El fútbol de veteranos en Chilecito vivió hace tres años un episodio que marcó un límite: un jugador fracturó la nariz de otro con un golpe fuera de la acción de juego. Esa agresión, que derivó en meses de recuperación y una larga espera judicial, obtuvo esta semana sentencia. La Cámara Primera en lo Civil, Comercial, de Minas, Criminal y Correccional condenó al responsable a dos años de prisión de cumplimiento condicional, con normas de conducta y la prohibición de jugar en ligas de veteranos durante el mismo período.
El caso tuvo gran repercusión en su momento porque mostró con crudeza cómo una acción violenta, completamente ajena al juego, puede poner en riesgo la salud de un deportista amateur y alterar el sentido mismo de la competencia. La víctima debió ser intervenida quirúrgicamente y atravesar un prolongado proceso de recuperación, mientras que el tribunal deportivo de entonces apenas impuso una sanción menor al agresor.
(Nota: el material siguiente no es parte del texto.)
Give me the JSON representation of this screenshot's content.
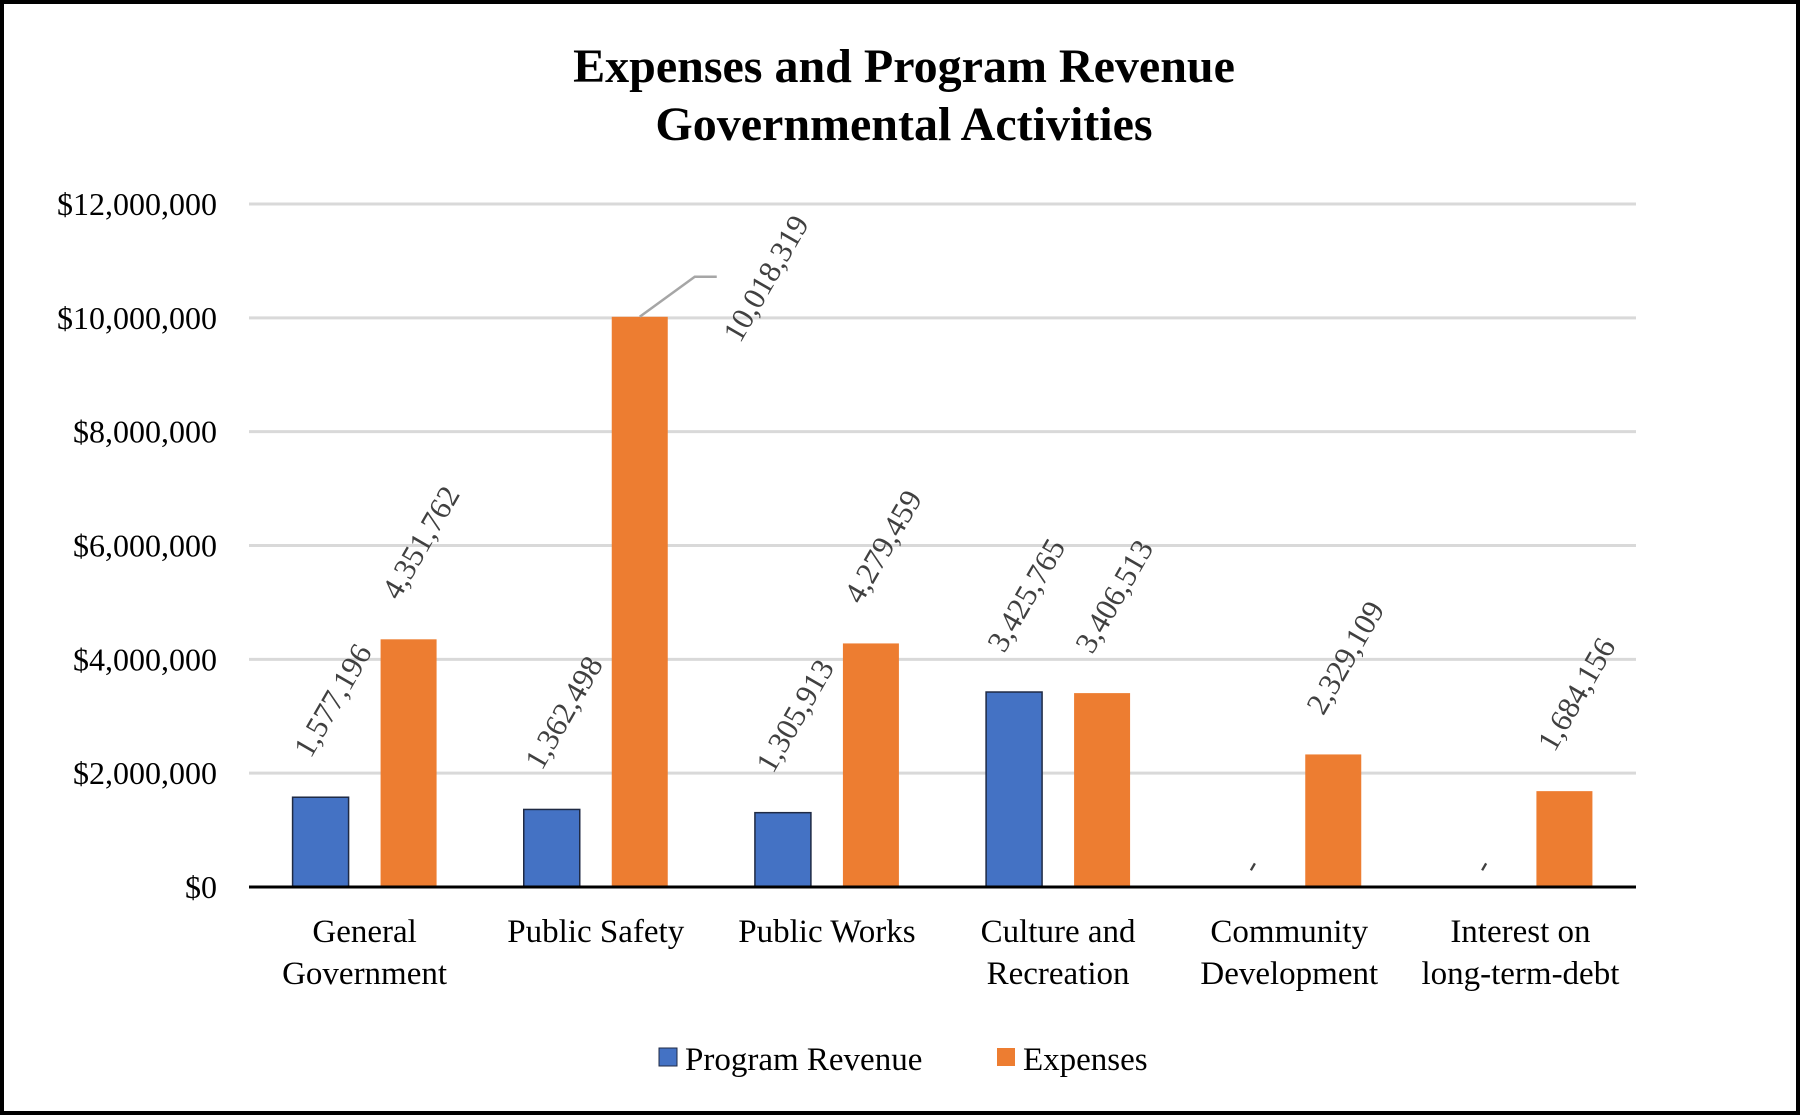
{
  "chart_data": {
    "type": "bar",
    "title": [
      "Expenses and Program Revenue",
      "Governmental Activities"
    ],
    "categories": [
      [
        "General",
        "Government"
      ],
      [
        "Public Safety"
      ],
      [
        "Public Works"
      ],
      [
        "Culture and",
        "Recreation"
      ],
      [
        "Community",
        "Development"
      ],
      [
        "Interest on",
        "long-term-debt"
      ]
    ],
    "series": [
      {
        "name": "Program Revenue",
        "color": "#4472C4",
        "values": [
          1577196,
          1362498,
          1305913,
          3425765,
          0,
          0
        ],
        "labels": [
          "1,577,196",
          "1,362,498",
          "1,305,913",
          "3,425,765",
          "-",
          "-"
        ]
      },
      {
        "name": "Expenses",
        "color": "#ED7D31",
        "values": [
          4351762,
          10018319,
          4279459,
          3406513,
          2329109,
          1684156
        ],
        "labels": [
          "4,351,762",
          "10,018,319",
          "4,279,459",
          "3,406,513",
          "2,329,109",
          "1,684,156"
        ]
      }
    ],
    "ylim": [
      0,
      12000000
    ],
    "yticks": [
      0,
      2000000,
      4000000,
      6000000,
      8000000,
      10000000,
      12000000
    ],
    "ytick_labels": [
      "$0",
      "$2,000,000",
      "$4,000,000",
      "$6,000,000",
      "$8,000,000",
      "$10,000,000",
      "$12,000,000"
    ],
    "grid": true,
    "legend": "bottom",
    "xlabel": "",
    "ylabel": ""
  },
  "colors": {
    "gridline": "#D9D9D9",
    "axis": "#000000",
    "leader": "#A6A6A6"
  }
}
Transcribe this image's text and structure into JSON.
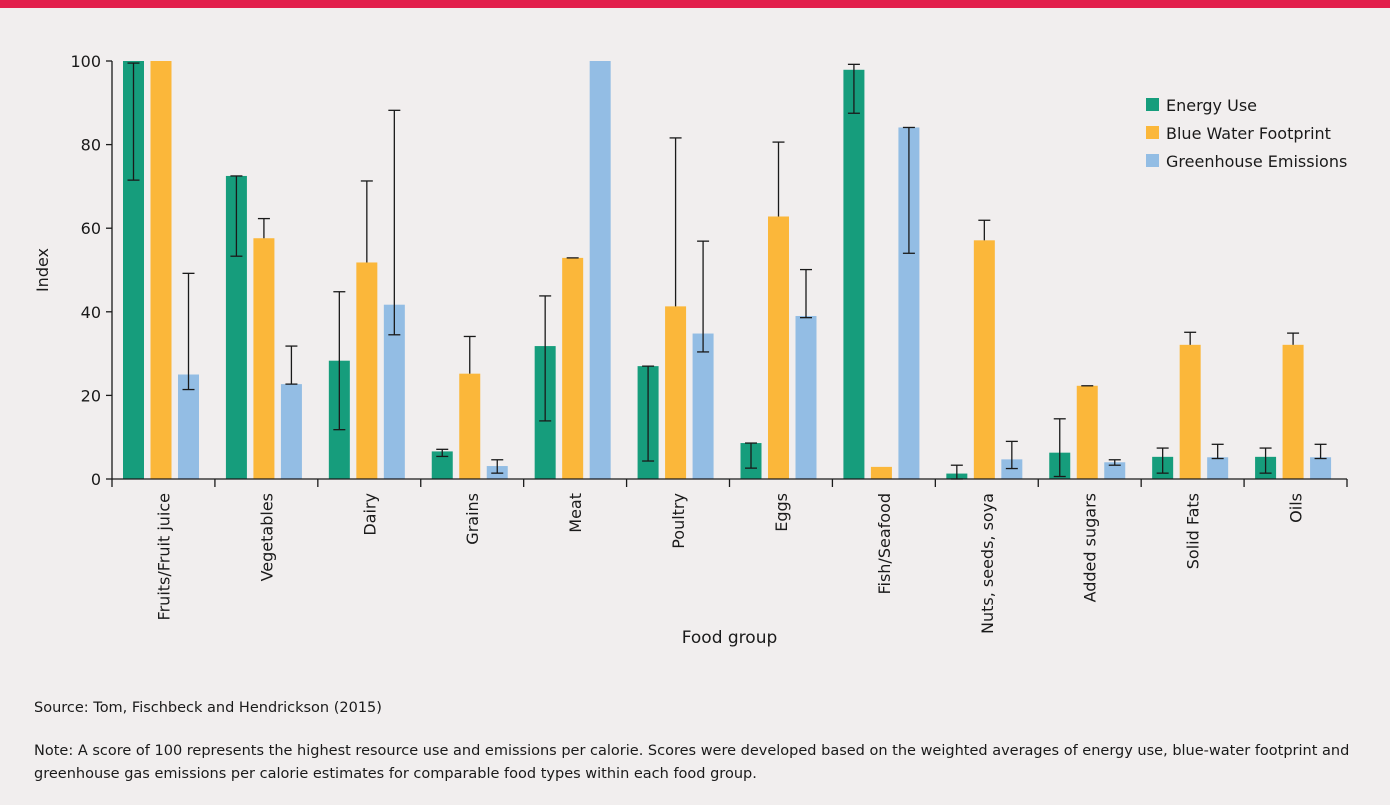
{
  "chart_data": {
    "type": "bar",
    "xlabel": "Food group",
    "ylabel": "Index",
    "ylim": [
      0,
      100
    ],
    "yticks": [
      0,
      20,
      40,
      60,
      80,
      100
    ],
    "grid": false,
    "legend_position": "top-right",
    "categories": [
      "Fruits/Fruit juice",
      "Vegetables",
      "Dairy",
      "Grains",
      "Meat",
      "Poultry",
      "Eggs",
      "Fish/Seafood",
      "Nuts, seeds, soya",
      "Added sugars",
      "Solid Fats",
      "Oils"
    ],
    "series": [
      {
        "name": "Energy Use",
        "color": "#169d7c",
        "values": [
          100,
          72.5,
          28.3,
          6.6,
          31.8,
          27,
          8.6,
          97.9,
          1.3,
          6.3,
          5.3,
          5.3
        ],
        "error_low": [
          71.5,
          53.3,
          11.8,
          5.4,
          13.9,
          4.3,
          2.6,
          87.5,
          0,
          0.6,
          1.4,
          1.4
        ],
        "error_high": [
          99.5,
          72.5,
          44.8,
          7.1,
          43.8,
          27,
          8.6,
          99.2,
          3.3,
          14.4,
          7.4,
          7.4
        ]
      },
      {
        "name": "Blue Water Footprint",
        "color": "#fbb73a",
        "values": [
          100,
          57.6,
          51.8,
          25.2,
          52.9,
          41.3,
          62.8,
          2.9,
          57.1,
          22.3,
          32.1,
          32.1
        ],
        "error_low": null,
        "error_high": [
          null,
          62.3,
          71.3,
          34.1,
          52.9,
          81.6,
          80.6,
          null,
          61.9,
          22.3,
          35.1,
          34.9
        ]
      },
      {
        "name": "Greenhouse Emissions",
        "color": "#93bde4",
        "values": [
          25,
          22.7,
          41.7,
          3.1,
          100,
          34.8,
          39,
          84.1,
          4.7,
          4,
          5.2,
          5.2
        ],
        "error_low": [
          21.4,
          22.7,
          34.5,
          1.4,
          null,
          30.4,
          38.6,
          54,
          2.5,
          3.3,
          4.9,
          4.9
        ],
        "error_high": [
          49.2,
          31.8,
          88.2,
          4.6,
          null,
          56.9,
          50.1,
          84.1,
          9,
          4.6,
          8.3,
          8.3
        ]
      }
    ]
  },
  "footer": {
    "source": "Source: Tom, Fischbeck and Hendrickson (2015)",
    "note": "Note: A score of 100 represents the highest resource use and emissions per calorie. Scores were developed based on the weighted averages of energy use, blue-water footprint and greenhouse gas emissions per calorie estimates for comparable food types within each food group."
  }
}
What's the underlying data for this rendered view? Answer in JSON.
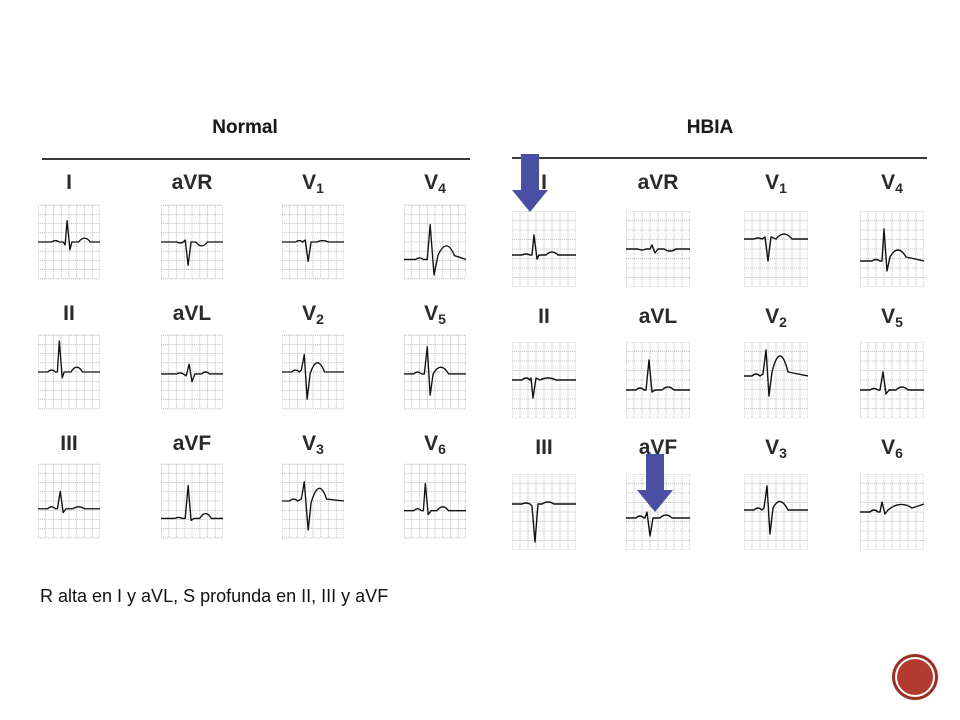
{
  "panels": {
    "normal": {
      "title": "Normal",
      "leads": [
        {
          "name": "I",
          "sub": ""
        },
        {
          "name": "aVR",
          "sub": ""
        },
        {
          "name": "V",
          "sub": "1"
        },
        {
          "name": "V",
          "sub": "4"
        },
        {
          "name": "II",
          "sub": ""
        },
        {
          "name": "aVL",
          "sub": ""
        },
        {
          "name": "V",
          "sub": "2"
        },
        {
          "name": "V",
          "sub": "5"
        },
        {
          "name": "III",
          "sub": ""
        },
        {
          "name": "aVF",
          "sub": ""
        },
        {
          "name": "V",
          "sub": "3"
        },
        {
          "name": "V",
          "sub": "6"
        }
      ]
    },
    "hbia": {
      "title": "HBIA",
      "leads": [
        {
          "name": "I",
          "sub": ""
        },
        {
          "name": "aVR",
          "sub": ""
        },
        {
          "name": "V",
          "sub": "1"
        },
        {
          "name": "V",
          "sub": "4"
        },
        {
          "name": "II",
          "sub": ""
        },
        {
          "name": "aVL",
          "sub": ""
        },
        {
          "name": "V",
          "sub": "2"
        },
        {
          "name": "V",
          "sub": "5"
        },
        {
          "name": "III",
          "sub": ""
        },
        {
          "name": "aVF",
          "sub": ""
        },
        {
          "name": "V",
          "sub": "3"
        },
        {
          "name": "V",
          "sub": "6"
        }
      ]
    }
  },
  "caption": "R alta en I y aVL, S profunda en II, III y aVF",
  "colors": {
    "arrow": "#4b4fa3",
    "grid": "#b8b8b8",
    "trace": "#111111",
    "badge": "#b33a2e"
  },
  "icons": {
    "arrow": "down-arrow-icon",
    "badge": "slide-badge-icon"
  }
}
El paso del tiempo y la sentencia judicial de esta semana evidencian que la violencia nunca puede minimizarse ni tratarse como un simple exceso de cancha.
La resolución judicial no solo reparó en parte el daño de la víctima, sino que recordó un principio básico: lo que ocurre en una cancha no queda al margen de la ley. La violencia física no puede naturalizarse bajo la excusa del juego, y las sanciones disciplinarias deben complementarse con decisiones judiciales que protejan la integridad de quienes participan.
Los acontecimientos de los últimos días reavivan la urgencia de este debate. El sábado, un árbitro fue agredido en la ciudad deportiva tras expulsar a un jugador de veteranos. Cayó inconsciente por un golpe de puño y recibió patadas en el suelo. Veinticuatro horas después, en un partido de quinta división, un futbolista quedó inconsciente tras una patada en la cabeza que obligó a su traslado al hospital. Ambos casos están bajo investigación judicial y generaron preocupación por la ausencia de seguridad adecuada en los encuentros.
En este contexto, los jugadores de la categoría Super Maxi Veteranos (+50) expresaron su solidaridad con el árbitro Rolando Castro, víctima del ataque. A través de un pronunciamiento interno, manifestaron su repudio a los hechos de violencia y remarcaron la necesidad de preservar el respeto hacia quienes cumplen la función arbitral. También coincidieron en que el deporte debe ser un espacio de encuentro y no de agresiones, y pidieron sanciones ejemplares para evitar nuevas situaciones de este tipo.
El mensaje es claro: el fútbol local necesita medidas firmes y coherentes. La justicia ya marcó que la cancha no es un espacio de excepción. Ahora, corresponde que ligas, dirigentes y clubes asuman la responsabilidad de garantizar que este deporte siga siendo un espacio de respeto y encuentro, no de agresiones que ponen en riesgo la vida de jugadores y árbitros.